Faits Divers > Justice > Police > Lyon
Par Nassim Chentouf,  publié le 4 septembre 2020 à 17h00.

C'est grâce à une habitante de Givors, également victime d'une lettre menaçante, que l'auteur a pu être identifié.

C’est une lettre particulièrement violente qu’a reçu le maire de Givors, Mohamed Boudjellaba, comme nous le révèle 20 Minutes. Une lettre dans laquelle l’homme est menacé de mort, traité de « bougnoule« . Et l’auteur de ce message particulièrement menaçant serait un sexagénaire, suspecté et placé en garde à vue jeudi dernier.

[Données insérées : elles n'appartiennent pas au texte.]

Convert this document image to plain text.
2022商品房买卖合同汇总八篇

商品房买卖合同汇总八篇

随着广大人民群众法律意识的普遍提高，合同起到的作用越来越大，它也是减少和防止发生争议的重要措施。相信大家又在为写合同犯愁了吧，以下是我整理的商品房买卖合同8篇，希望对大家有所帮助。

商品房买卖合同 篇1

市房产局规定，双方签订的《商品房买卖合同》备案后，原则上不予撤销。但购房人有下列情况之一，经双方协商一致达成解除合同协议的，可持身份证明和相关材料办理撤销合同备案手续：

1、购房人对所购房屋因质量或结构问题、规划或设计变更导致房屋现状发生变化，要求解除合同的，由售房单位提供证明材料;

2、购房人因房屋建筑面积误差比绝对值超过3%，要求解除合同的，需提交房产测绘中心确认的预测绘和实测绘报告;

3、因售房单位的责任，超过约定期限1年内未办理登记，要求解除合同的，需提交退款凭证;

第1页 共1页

C’est vendredi que l’homme sera jugé en comparution immédiate par le tribunal correctionnel de Lyon.

« Fous le camp bougnoule si tu ne veux pas brûler comme une merguez »

C’est une lettre violente que Mohamed Boudjellaba a partagé sur Twitter, dans laquelle ce dernier est menacé : « on sait encore se servir d’une mitraillette« , « tu sais comment ça fait une bombe dans une habitation, ça fait boum« . Une lettre qui aurait été rédigée par un sexagénaire, qui sera jugé en comparution immédiate pour ces menaces.

C’est grâce à une habitante de Givors que la police a pu remonter sur celui qui serait l’homme à l’origine des menaces. La femme avait reçu une lettre du même genre, en décembre 2018, et avait déposé une plainte classée sans suite. Au moment des faits, l’habitante avait soupçonné l’un de ses voisins. Ce dernier avait déjà laissé apparaître un certain racisme, en conflit avec le reste des voisins.

La femme explique également avoir eu peur pour sa vie, obligée de déménager suite à cette lettre de menace.

Le sexagénaire, interpellé, a reconnu les faits. Me Thomas Fourrey, avocat constitué partie civile de l’habitante victime d’une lettre de menace, a alors expliqué que « cette affaire nous confronte à l’expression du racisme ordinaire, c’est inquiétant de voir les barrières tomber« .

Mohamed Boudjellaba avait quant à lui largement été soutenu par la classe politique, comme le Garde des Sceaux, Eric Dupond-Moretti, ou encore le ministre de l’Intérieur, Gérald Darmanin, qui avait expliqué que « s’en prendre à un élu c’est s’en prendre à la République. La haine n’a pas sa place dans notre société« .

Le Récap
  • « Fous le camp bougnoule si tu ne veux pas brûler comme une merguez »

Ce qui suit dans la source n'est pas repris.